Draghi, the former European Central Bank president who has also been Italian prime minister, offered a sobering diagnosis of the EU’s current economic struggles, but complemented it with an ambitious vision that highlighted, in particular, the need to act decisively to attract more investment to remain competitive with the U.S. and China.
The report is a reminder that Canada isn’t alone in its productivity challenges — Europe has also seriously lagged the U.S. on that front. But the Europeans are showing a sense of urgency. So should Canada.
Investment crisis
The importance of putting investment at the forefront of our economic policy debate is something I’ve tried to draw attention to on these pages. The issue was also the central theme of an op-ed, published on Thursday in the Globe and Mail, that I co-wrote with Robert Asselin, head of policy at the Business Council of Canada.
Robert and I argue that Canada’s productivity crisis—which is manifesting in falling per capita income levels—is fundamentally an investment crisis. As a share of GDP, non-residential private sector investment is hovering at the lowest in two decades.
We also argue that policy matters, and we draw attention to three specific and immediate risks that can be addressed:
The uncertainty around corporate taxation
The regulatory chokehold on energy investment
Risks to the investment landscape in the telecom sector
Our underlying point is that while policymakers can prioritize things other than investment, Canadians need to understand and debate the trade offs. Policies that ignore impacts on investment come at a cost to long-term economic health.
Taxes
There’s a high level of concern in Canada’s boardrooms that the governing Liberals—who are desperate to reverse their slide in the polls—will turn to some type of new corporate tax to pay for new spending, or simply to fire up support among left-leaning voters. Another windfall profit tax or levy, for example. We did a whole panel on this in August, which you can find here.
Energy, telecoms
Robert and I also highlight specific issues in the energy and telecom sectors, reflecting the large amount of capital spending in those two industries. But there are other examples. (Please reach out to us here at Means & Ways to tell us more about the investment outlook for your sector.)
The issues for oil and gas have been widely discussed, though they will come to a head soon with the government set to release draft regulations for a new emissions cap for the industry along with final regulations to decarbonize Canada’s electricity grid.

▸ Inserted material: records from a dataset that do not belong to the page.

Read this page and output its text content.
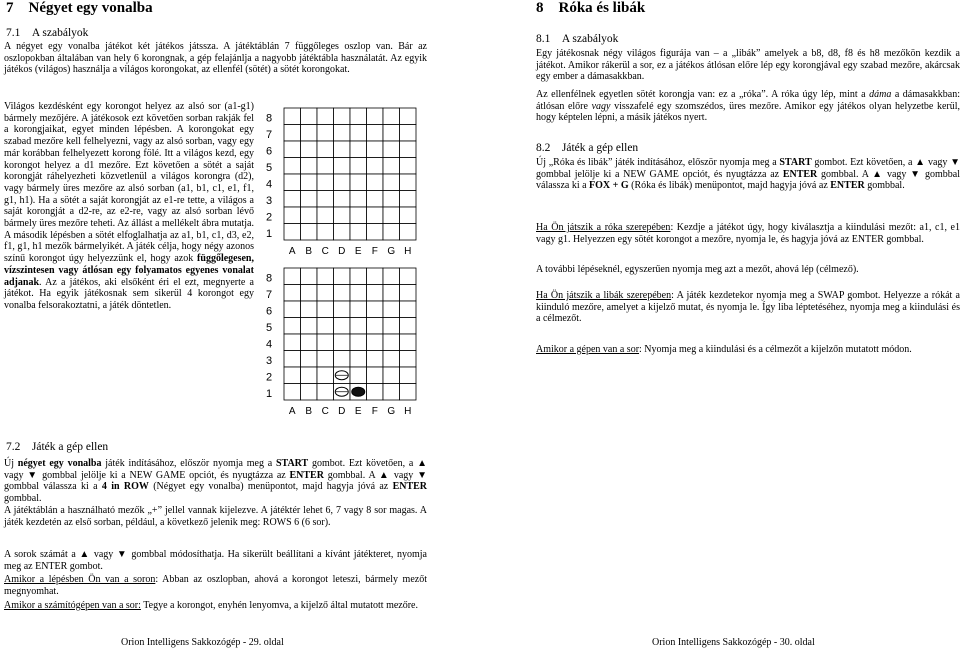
7    Négyet egy vonalba
7.1    A szabályok

A négyet egy vonalba játékot két játékos játssza. A játéktáblán 7 függőleges oszlop van. Bár az oszlopokban általában van hely 6 korongnak, a gép felajánlja a nagyobb játéktábla használatát. Az egyik játékos (világos) használja a világos korongokat, az ellenfél (sötét) a sötét korongokat.

Világos kezdésként egy korongot helyez az alsó sor (a1-g1) bármely mezőjére. A játékosok ezt követően sorban rakják fel a korongjaikat, egyet minden lépésben. A korongokat egy szabad mezőre kell felhelyezni, vagy az alsó sorban, vagy egy már korábban felhelyezett korong fölé. Itt a világos kezd, egy korongot helyez a d1 mezőre. Ezt követően a sötét a saját korongját ráhelyezheti közvetlenül a világos korongra (d2), vagy bármely üres mezőre az alsó sorban (a1, b1, c1, e1, f1, g1, h1). Ha a sötét a saját korongját az e1-re tette, a világos a saját korongját a d2-re, az e2-re, vagy az alsó sorban lévő bármely üres mezőre teheti. Az állást a mellékelt ábra mutatja. A második lépésben a sötét elfoglalhatja az a1, b1, c1, d3, e2, f1, g1, h1 mezők bármelyikét. A játék célja, hogy négy azonos színű korongot úgy helyezzünk el, hogy azok függőlegesen, vízszintesen vagy átlósan egy folyamatos egyenes vonalat adjanak. Az a játékos, aki elsőként éri el ezt, megnyerte a játékot. Ha egyik játékosnak sem sikerül 4 korongot egy vonalba felsorakoztatni, a játék döntetlen.

8
7
6
5
4
3
2
1
A B C D E F G H
8
7
6
5
4
3
2
1
A B C D E F G H
7.2    Játék a gép ellen

Új négyet egy vonalba játék indításához, először nyomja meg a START gombot. Ezt követően, a ▲ vagy ▼ gombbal jelölje ki a NEW GAME opciót, és nyugtázza az ENTER gombbal. A ▲ vagy ▼ gombbal válassza ki a 4 in ROW (Négyet egy vonalba) menüpontot, majd hagyja jóvá az ENTER gombbal.

A játéktáblán a használható mezők „+” jellel vannak kijelezve. A játéktér lehet 6, 7 vagy 8 sor magas. A játék kezdetén az első sorban, például, a következő jelenik meg: ROWS 6 (6 sor).

A sorok számát a ▲ vagy ▼ gombbal módosíthatja. Ha sikerült beállítani a kívánt játékteret, nyomja meg az ENTER gombot.

Amikor a lépésben Ön van a soron: Abban az oszlopban, ahová a korongot leteszi, bármely mezőt megnyomhat.

Amikor a számítógépen van a sor: Tegye a korongot, enyhén lenyomva, a kijelző által mutatott mezőre.

Orion Intelligens Sakkozógép - 29. oldal
8    Róka és libák
8.1    A szabályok

Egy játékosnak négy világos figurája van – a „libák” amelyek a b8, d8, f8 és h8 mezőkön kezdik a játékot. Amikor rákerül a sor, ez a játékos átlósan előre lép egy korongjával egy szabad mezőre, akárcsak egy ember a dámasakkban.

Az ellenfélnek egyetlen sötét korongja van: ez a „róka”. A róka úgy lép, mint a dáma a dámasakkban: átlósan előre vagy visszafelé egy szomszédos, üres mezőre. Amikor egy játékos olyan helyzetbe kerül, hogy képtelen lépni, a másik játékos nyert.

8.2    Játék a gép ellen

Új „Róka és libák” játék indításához, először nyomja meg a START gombot. Ezt követően, a ▲ vagy ▼ gombbal jelölje ki a NEW GAME opciót, és nyugtázza az ENTER gombbal. A ▲ vagy ▼ gombbal válassza ki a FOX + G (Róka és libák) menüpontot, majd hagyja jóvá az ENTER gombbal.

Ha Ön játszik a róka szerepében: Kezdje a játékot úgy, hogy kiválasztja a kiindulási mezőt: a1, c1, e1 vagy g1. Helyezzen egy sötét korongot a mezőre, nyomja le, és hagyja jóvá az ENTER gombbal.

A további lépéseknél, egyszerűen nyomja meg azt a mezőt, ahová lép (célmező).

Ha Ön játszik a libák szerepében: A játék kezdetekor nyomja meg a SWAP gombot. Helyezze a rókát a kiinduló mezőre, amelyet a kijelző mutat, és nyomja le. Így liba léptetéséhez, nyomja meg a kiindulási és a célmezőt.

Amikor a gépen van a sor: Nyomja meg a kiindulási és a célmezőt a kijelzőn mutatott módon.

Orion Intelligens Sakkozógép - 30. oldal
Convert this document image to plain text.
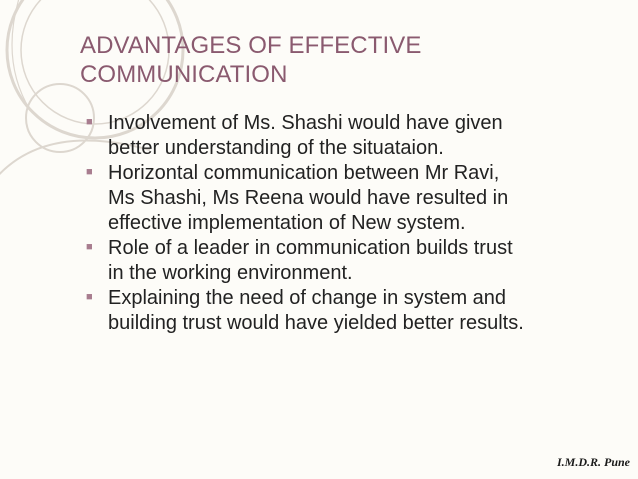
ADVANTAGES OF EFFECTIVE
COMMUNICATION
■ Involvement of Ms. Shashi would have given
better understanding of the situataion.
■ Horizontal communication between Mr Ravi,
Ms Shashi, Ms Reena would have resulted in
effective implementation of New system.
■ Role of a leader in communication builds trust
in the working environment.
■ Explaining the need of change in system and
building trust would have yielded better results.
I.M.D.R. Pune
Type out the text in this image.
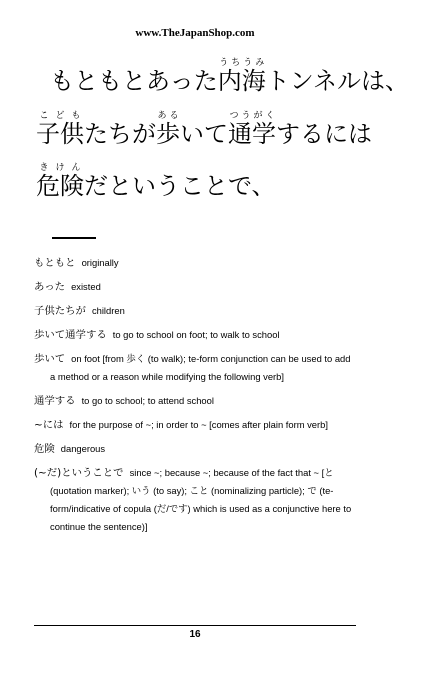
www.TheJapanShop.com
もともとあった内海うちうみトンネルは、
子供こどもたちが歩あるいて通学つうがくするには
危険きけんだということで、
もともと originally
あった existed
子供たちが children
歩いて通学する to go to school on foot; to walk to school
歩いて on foot [from 歩く (to walk); te-form conjunction can be used to add a method or a reason while modifying the following verb]
通学する to go to school; to attend school
~には for the purpose of ~; in order to ~ [comes after plain form verb]
危険 dangerous
(~だ)ということで since ~; because ~; because of the fact that ~ [と(quotation marker); いう (to say); こと (nominalizing particle); で (te-form/indicative of copula (だ/です) which is used as a conjunctive here to continue the sentence)]
16
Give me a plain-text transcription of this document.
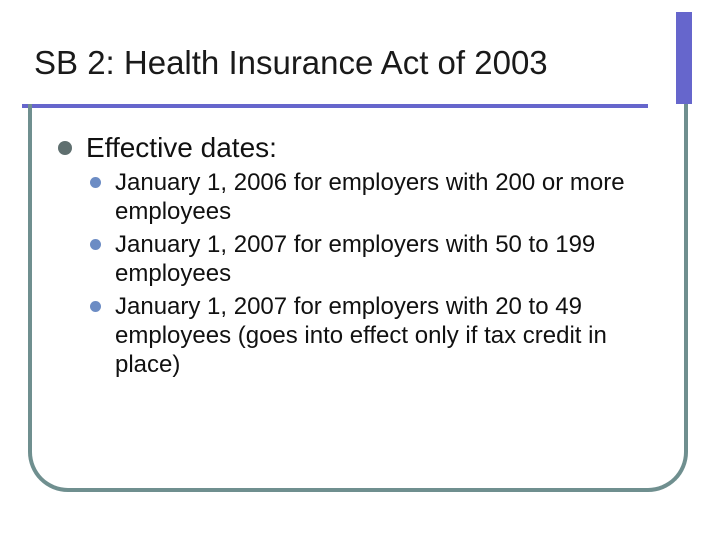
SB 2: Health Insurance Act of 2003
Effective dates:
January 1, 2006 for employers with 200 or more employees
January 1, 2007 for employers with 50 to 199 employees
January 1, 2007 for employers with 20 to 49 employees (goes into effect only if tax credit in place)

The concern about investment is clearly reflected in data, which shows capital spending in the oil and gas sector as a share of sales has dropped to the lowest since at least the global financial crisis. According to quarterly data from Statistics Canada, capital expenditures in oil and gas have averaged about 14.3 per cent of sales this year through June, versus more than 20 per cent in the decade before the pandemic.
Sweeping changes
The telecom case has been less publicized, but could also have a material impact on investment.
Under a 2023 directive from Innovation Minister François-Philippe Champagne to hurry competition in the high-speed Internet space, the regulator has introduced sweeping changes that will allow major incumbents to access each other’s fibre networks for the first time.
The question is whether companies will continue to invest in new fibre networks or any other networks when they’re forced to share them at regulated rates? CRTC has promised a five-year grace period for any new fibre investments going forward, and appears to be downplaying the potential impact on capital spending. Some of the telco players are warning otherwise.
The whole switch in the regulatory regime also poses some questions about policy certainty and the stability of the investment climate. The regulatory changes took place midway through an investment surge—effectively moving the goalposts after the telcos had already started spending heavily.
And the uncertainty could spill over into any other new technologies beyond fibre — for example, as the industry considers areas such as coverage via satellite.